Published: 11/9/2016 6:12:41 PM

History is a lot like quicksand, I guess, flowing and shifting invisibly beneath the footholds of our best interpretations ... And just when we think we have it figured out, it swallows us whole.

The history of King Philip’s War is like that. That’s why I hesitate to dispute the SCWGN (Standard Colonial White Guy Narrative) that Ed Gregory spins out regarding the slaughter at the Falls in May of 1676, and the terrifying world in which it took place (My Turn, Nov. 5) Clearly, his is the well-established and well-worn narrative of the conqueror, even though it is at odds with much of what we have come to know.

Part of what we now know is that in early March of that year, some 2,000 native people — many quite old and many very young — made their way west along the Millers River from Metacomet’s (Philip’s) stronghold at Wachusett Mountain. They were cold, weak and very hungry, according to captive Mary Rowlandson who was with them and who, several days later, placed her hand in Metacomet’s on the banks of the Connecticut River in Northfield.

We know that even as Rowlandson was freed shortly thereafter, more than 1,000 indigenous people, including children, remained enslaved by the white colonists, sold and shipped to England, never to be returned or released.
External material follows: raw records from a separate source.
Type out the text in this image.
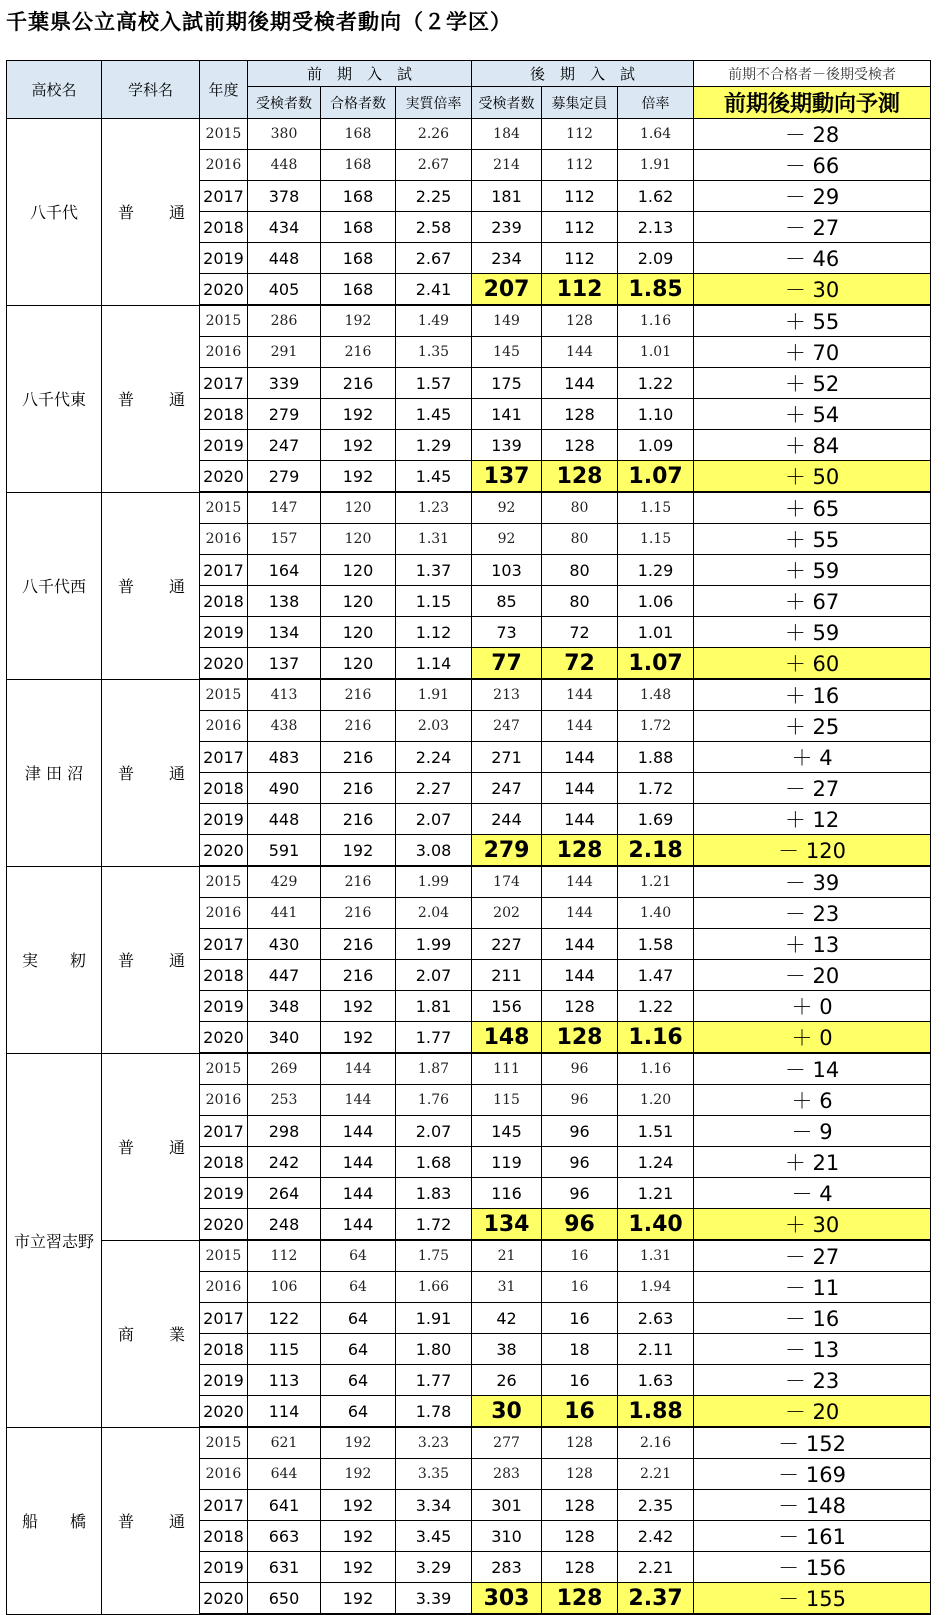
千葉県公立高校入試前期後期受検者動向（２学区）
高校名	学科名	年度	前　期　入　試			後　期　入　試			前期不合格者－後期受検者
			受検者数	合格者数	実質倍率	受検者数	募集定員	倍率	前期後期動向予測
八千代	普 通	2015	380	168	2.26	184	112	1.64	－ 28
		2016	448	168	2.67	214	112	1.91	－ 66
		2017	378	168	2.25	181	112	1.62	－ 29
		2018	434	168	2.58	239	112	2.13	－ 27
		2019	448	168	2.67	234	112	2.09	－ 46
		2020	405	168	2.41	207	112	1.85	－ 30
八千代東	普 通	2015	286	192	1.49	149	128	1.16	＋ 55
		2016	291	216	1.35	145	144	1.01	＋ 70
		2017	339	216	1.57	175	144	1.22	＋ 52
		2018	279	192	1.45	141	128	1.10	＋ 54
		2019	247	192	1.29	139	128	1.09	＋ 84
		2020	279	192	1.45	137	128	1.07	＋ 50
八千代西	普 通	2015	147	120	1.23	92	80	1.15	＋ 65
		2016	157	120	1.31	92	80	1.15	＋ 55
		2017	164	120	1.37	103	80	1.29	＋ 59
		2018	138	120	1.15	85	80	1.06	＋ 67
		2019	134	120	1.12	73	72	1.01	＋ 59
		2020	137	120	1.14	77	72	1.07	＋ 60
津 田 沼	普 通	2015	413	216	1.91	213	144	1.48	＋ 16
		2016	438	216	2.03	247	144	1.72	＋ 25
		2017	483	216	2.24	271	144	1.88	＋ 4
		2018	490	216	2.27	247	144	1.72	－ 27
		2019	448	216	2.07	244	144	1.69	＋ 12
		2020	591	192	3.08	279	128	2.18	－ 120
実　　籾	普 通	2015	429	216	1.99	174	144	1.21	－ 39
		2016	441	216	2.04	202	144	1.40	－ 23
		2017	430	216	1.99	227	144	1.58	＋ 13
		2018	447	216	2.07	211	144	1.47	－ 20
		2019	348	192	1.81	156	128	1.22	＋ 0
		2020	340	192	1.77	148	128	1.16	＋ 0
市立習志野	普 通	2015	269	144	1.87	111	96	1.16	－ 14
		2016	253	144	1.76	115	96	1.20	＋ 6
		2017	298	144	2.07	145	96	1.51	－ 9
		2018	242	144	1.68	119	96	1.24	＋ 21
		2019	264	144	1.83	116	96	1.21	－ 4
		2020	248	144	1.72	134	96	1.40	＋ 30

	商 業	2015	112	64	1.75	21	16	1.31	－ 27
		2016	106	64	1.66	31	16	1.94	－ 11
		2017	122	64	1.91	42	16	2.63	－ 16
		2018	115	64	1.80	38	18	2.11	－ 13
		2019	113	64	1.77	26	16	1.63	－ 23
		2020	114	64	1.78	30	16	1.88	－ 20
船　　橋	普 通	2015	621	192	3.23	277	128	2.16	－ 152
		2016	644	192	3.35	283	128	2.21	－ 169
		2017	641	192	3.34	301	128	2.35	－ 148
		2018	663	192	3.45	310	128	2.42	－ 161
		2019	631	192	3.29	283	128	2.21	－ 156
		2020	650	192	3.39	303	128	2.37	－ 155
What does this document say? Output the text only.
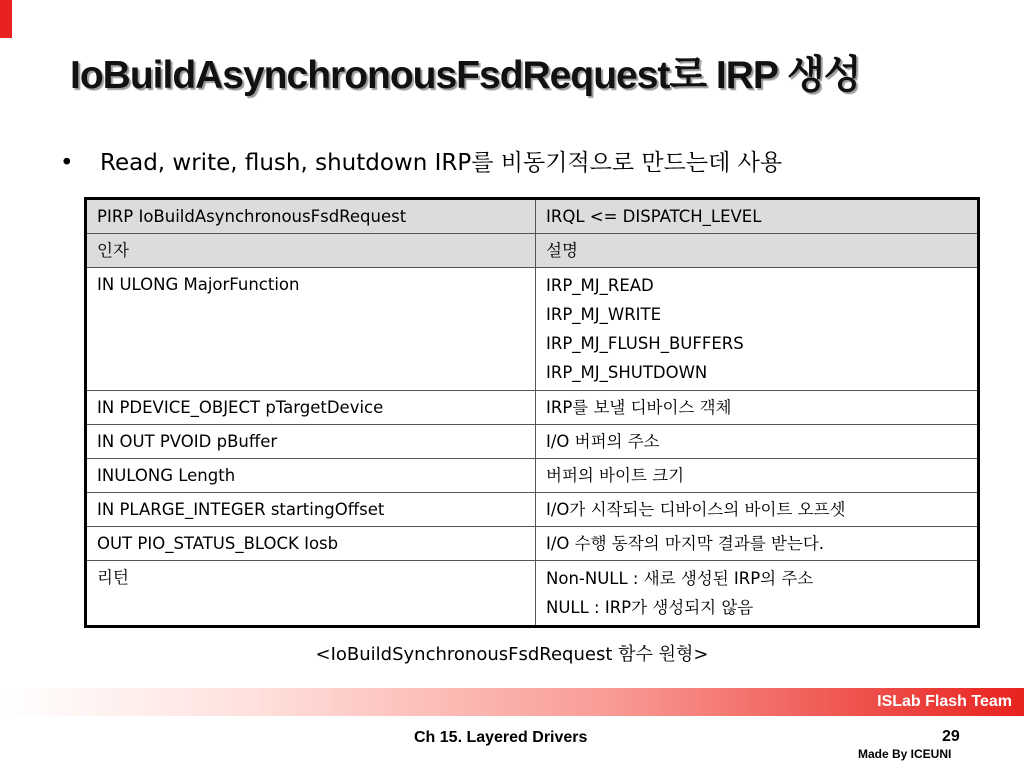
IoBuildAsynchronousFsdRequest로 IRP 생성
• Read, write, flush, shutdown IRP를 비동기적으로 만드는데 사용
PIRP IoBuildAsynchronousFsdRequest	IRQL <= DISPATCH_LEVEL
인자	설명
IN ULONG MajorFunction	IRP_MJ_READ
IRP_MJ_WRITE
IRP_MJ_FLUSH_BUFFERS
IRP_MJ_SHUTDOWN

IN PDEVICE_OBJECT pTargetDevice	IRP를 보낼 디바이스 객체
IN OUT PVOID pBuffer	I/O 버퍼의 주소
INULONG Length	버퍼의 바이트 크기
IN PLARGE_INTEGER startingOffset	I/O가 시작되는 디바이스의 바이트 오프셋
OUT PIO_STATUS_BLOCK Iosb	I/O 수행 동작의 마지막 결과를 받는다.
리턴	Non-NULL : 새로 생성된 IRP의 주소
NULL : IRP가 생성되지 않음
<IoBuildSynchronousFsdRequest 함수 원형>
ISLab Flash Team
Ch 15. Layered Drivers	29
Made By ICEUNI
We also know that some of the towns along the Connecticut were almost deserted by this time, and that the failure and defeat of Capt. Richard Beers at Northfield and Capt. Thomas Lathrop at the Bloody Brook in Deerfield just nine months earlier weighed heavily on the men who remained and who — following the lead of the genocidal Capt. Samuel Moseley — were stoked for revenge.

We also know that, regardless of the commissions and sanctions Capt. William Turner may have possessed from the Massachusetts Bay Colony, the people who camped at the Falls presented no challenge to the colonial militia or to anyone else. It is impossible to believe that this white savagery ended Metacomet’s War, as battles continued throughout New England for at least another 30 years.
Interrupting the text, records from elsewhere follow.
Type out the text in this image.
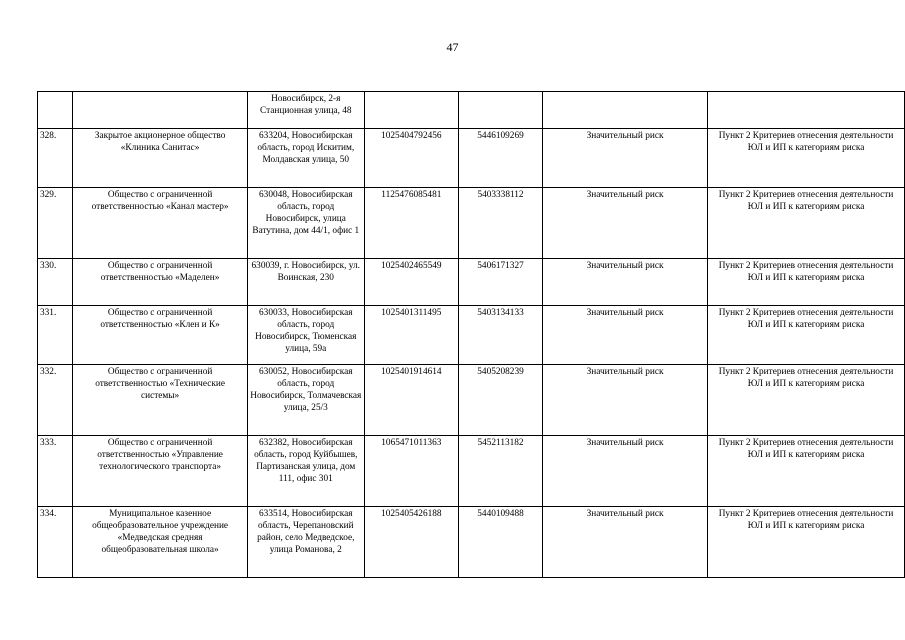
47
		Новосибирск, 2-я Станционная улица, 48				
328.	Закрытое акционерное общество «Клиника Санитас»	633204, Новосибирская область, город Искитим, Молдавская улица, 50	1025404792456	5446109269	Значительный риск	Пункт 2 Критериев отнесения деятельности ЮЛ и ИП к категориям риска
329.	Общество с ограниченной ответственностью «Канал мастер»	630048, Новосибирская область, город Новосибирск, улица Ватутина, дом 44/1, офис 1	1125476085481	5403338112	Значительный риск	Пункт 2 Критериев отнесения деятельности ЮЛ и ИП к категориям риска
330.	Общество с ограниченной ответственностью «Маделен»	630039, г. Новосибирск, ул. Воинская, 230	1025402465549	5406171327	Значительный риск	Пункт 2 Критериев отнесения деятельности ЮЛ и ИП к категориям риска
331.	Общество с ограниченной ответственностью «Клен и К»	630033, Новосибирская область, город Новосибирск, Тюменская улица, 59а	1025401311495	5403134133	Значительный риск	Пункт 2 Критериев отнесения деятельности ЮЛ и ИП к категориям риска
332.	Общество с ограниченной ответственностью «Технические системы»	630052, Новосибирская область, город Новосибирск, Толмачевская улица, 25/3	1025401914614	5405208239	Значительный риск	Пункт 2 Критериев отнесения деятельности ЮЛ и ИП к категориям риска
333.	Общество с ограниченной ответственностью «Управление технологического транспорта»	632382, Новосибирская область, город Куйбышев, Партизанская улица, дом 111, офис 301	1065471011363	5452113182	Значительный риск	Пункт 2 Критериев отнесения деятельности ЮЛ и ИП к категориям риска
334.	Муниципальное казенное общеобразовательное учреждение «Медведская средняя общеобразовательная школа»	633514, Новосибирская область, Черепановский район, село Медведское, улица Романова, 2	1025405426188	5440109488	Значительный риск	Пункт 2 Критериев отнесения деятельности ЮЛ и ИП к категориям риска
Metacomet himself was killed that August in a swamp near Mount Hope in Narragansett Bay. His body was drawn and quartered, and his head was placed on a town palisade by the good white warriors of Plymouth, where it remained for 20 years. His son was sold into slavery in England.

In all, 8 percent of the men of the Plymouth Colony died in the war, along with 10 percent of the native population, another 15 percent of whom died of sickness or starvation and 5 percent of whom were enslaved. This, proportionally, makes it the bloodiest war in our history.

Here, then, is alternative narrative offered by historian Nathaniel Philbrick: “For those (Indians) who actually experienced the war or knew those who had, it was not a question of us against them, it was more like being part of a family that had been destroyed by the frightening, inexplicable actions of a once trusted and beloved father.”

Whatever savage narrative we choose to accept as the heirs of that beloved father — whether we take the original inhabitants of this land to be rebellious heroes or blood-thirsty villains or mascots for our entertainment — it seems to me that it is only appropriate that we do so in a posture of deep, deep reverence, and even deeper sadness.

Wesley Blixt lives in Greenfield. His contemporary novel “Skaters” is based in part on the events of 1675-76 in the Connecticut River Valley.